We're going to look at our first dataset today. Specifically, this will be a dataset that undergirds the public display of a specific library's collections.
This will allow us to build a conceptual model of the links between what people see when they explore an archive, and the structured data that has to be put in place to allow them to find what they're looking for.
Let's look at how the Library of Congress presents its collections in human and machine-readable formats.
- Public-facing webpages
- Open up the Library of Congress collections portal
- What do we see here, structurally and descriptively?
- Click through to a specific collection
- What do we see here?
- Open up the Library of Congress collections portal
- API -- same thing in a different format! Just add
?fo=json&at=results
- What do we see in the main collections view?
- What do we see in the view of the specific collection?
Log into Python Anywhere.
Open up a terminal.

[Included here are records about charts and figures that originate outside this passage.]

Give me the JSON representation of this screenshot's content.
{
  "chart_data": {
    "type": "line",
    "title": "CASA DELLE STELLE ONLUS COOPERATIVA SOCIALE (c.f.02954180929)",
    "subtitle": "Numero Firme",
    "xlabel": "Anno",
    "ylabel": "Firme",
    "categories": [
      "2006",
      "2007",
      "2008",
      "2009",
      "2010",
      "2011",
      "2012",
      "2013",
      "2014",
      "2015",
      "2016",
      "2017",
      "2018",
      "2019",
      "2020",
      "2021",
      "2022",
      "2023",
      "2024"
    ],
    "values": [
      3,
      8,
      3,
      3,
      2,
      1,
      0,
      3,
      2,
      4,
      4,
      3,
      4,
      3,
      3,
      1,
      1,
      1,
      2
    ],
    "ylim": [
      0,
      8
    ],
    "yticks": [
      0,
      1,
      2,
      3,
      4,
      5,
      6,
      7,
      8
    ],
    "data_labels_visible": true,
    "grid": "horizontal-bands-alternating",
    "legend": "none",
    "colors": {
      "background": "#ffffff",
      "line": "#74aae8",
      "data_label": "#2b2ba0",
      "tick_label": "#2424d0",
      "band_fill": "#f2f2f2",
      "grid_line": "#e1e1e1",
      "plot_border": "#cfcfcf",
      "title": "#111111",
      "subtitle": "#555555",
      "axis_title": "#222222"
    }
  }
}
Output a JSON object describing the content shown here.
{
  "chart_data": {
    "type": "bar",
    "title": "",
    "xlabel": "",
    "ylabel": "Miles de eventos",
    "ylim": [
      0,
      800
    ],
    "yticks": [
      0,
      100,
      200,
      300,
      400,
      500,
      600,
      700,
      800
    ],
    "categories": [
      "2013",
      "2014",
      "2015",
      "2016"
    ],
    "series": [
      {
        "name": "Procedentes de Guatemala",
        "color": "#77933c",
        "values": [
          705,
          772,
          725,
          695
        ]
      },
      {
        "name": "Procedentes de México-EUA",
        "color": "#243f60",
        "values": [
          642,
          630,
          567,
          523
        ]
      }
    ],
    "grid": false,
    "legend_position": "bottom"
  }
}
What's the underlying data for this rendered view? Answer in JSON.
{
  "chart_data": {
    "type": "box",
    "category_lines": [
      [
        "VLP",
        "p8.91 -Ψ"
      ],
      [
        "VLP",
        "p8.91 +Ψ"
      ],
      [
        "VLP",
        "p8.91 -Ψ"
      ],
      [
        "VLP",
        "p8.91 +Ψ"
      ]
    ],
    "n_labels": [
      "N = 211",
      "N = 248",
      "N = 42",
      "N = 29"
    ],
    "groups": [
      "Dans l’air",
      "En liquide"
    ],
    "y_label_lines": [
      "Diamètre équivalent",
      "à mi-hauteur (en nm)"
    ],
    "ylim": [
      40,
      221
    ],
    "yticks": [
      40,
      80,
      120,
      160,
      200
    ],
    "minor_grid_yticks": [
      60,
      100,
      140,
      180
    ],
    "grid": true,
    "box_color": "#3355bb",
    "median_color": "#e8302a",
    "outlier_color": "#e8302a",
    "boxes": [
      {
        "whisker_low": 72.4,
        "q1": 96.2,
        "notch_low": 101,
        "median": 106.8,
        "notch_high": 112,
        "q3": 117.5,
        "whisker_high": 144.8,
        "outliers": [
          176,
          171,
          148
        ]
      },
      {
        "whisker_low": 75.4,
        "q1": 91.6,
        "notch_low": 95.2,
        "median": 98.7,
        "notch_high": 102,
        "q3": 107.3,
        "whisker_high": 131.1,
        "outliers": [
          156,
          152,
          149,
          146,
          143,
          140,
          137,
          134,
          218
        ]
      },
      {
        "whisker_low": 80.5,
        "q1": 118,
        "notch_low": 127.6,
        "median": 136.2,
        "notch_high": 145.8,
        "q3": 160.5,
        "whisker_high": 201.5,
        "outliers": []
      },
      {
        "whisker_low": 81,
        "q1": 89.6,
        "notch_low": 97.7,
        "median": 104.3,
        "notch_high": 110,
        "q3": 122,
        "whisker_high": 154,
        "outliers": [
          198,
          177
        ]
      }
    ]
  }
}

Click the "New console" >>> Python 3.10
button.
On the command line, do the following, one line at a time:
import requests
r=requests.get('https://www.loc.gov/collections/?fo=json&at=results')
r.status_code
import json
j=json.loads(r.text)
print(json.dumps(j,indent=2))
print(j.keys())
What do we see here?
We'll continue our exercise solo.
Create a markdown file with your username (like last round).
Pick one of the sub-collections, like "10th-16th Century Liturgical Chants"
The Python Requests module
The Python JSON module
Poke around in your collection, in
- The JSON format
- The normal webpage view
- The command-line view
What is interesting about these collections and these views? What is difficult / doesn't make sense? How might you want to make use of this data?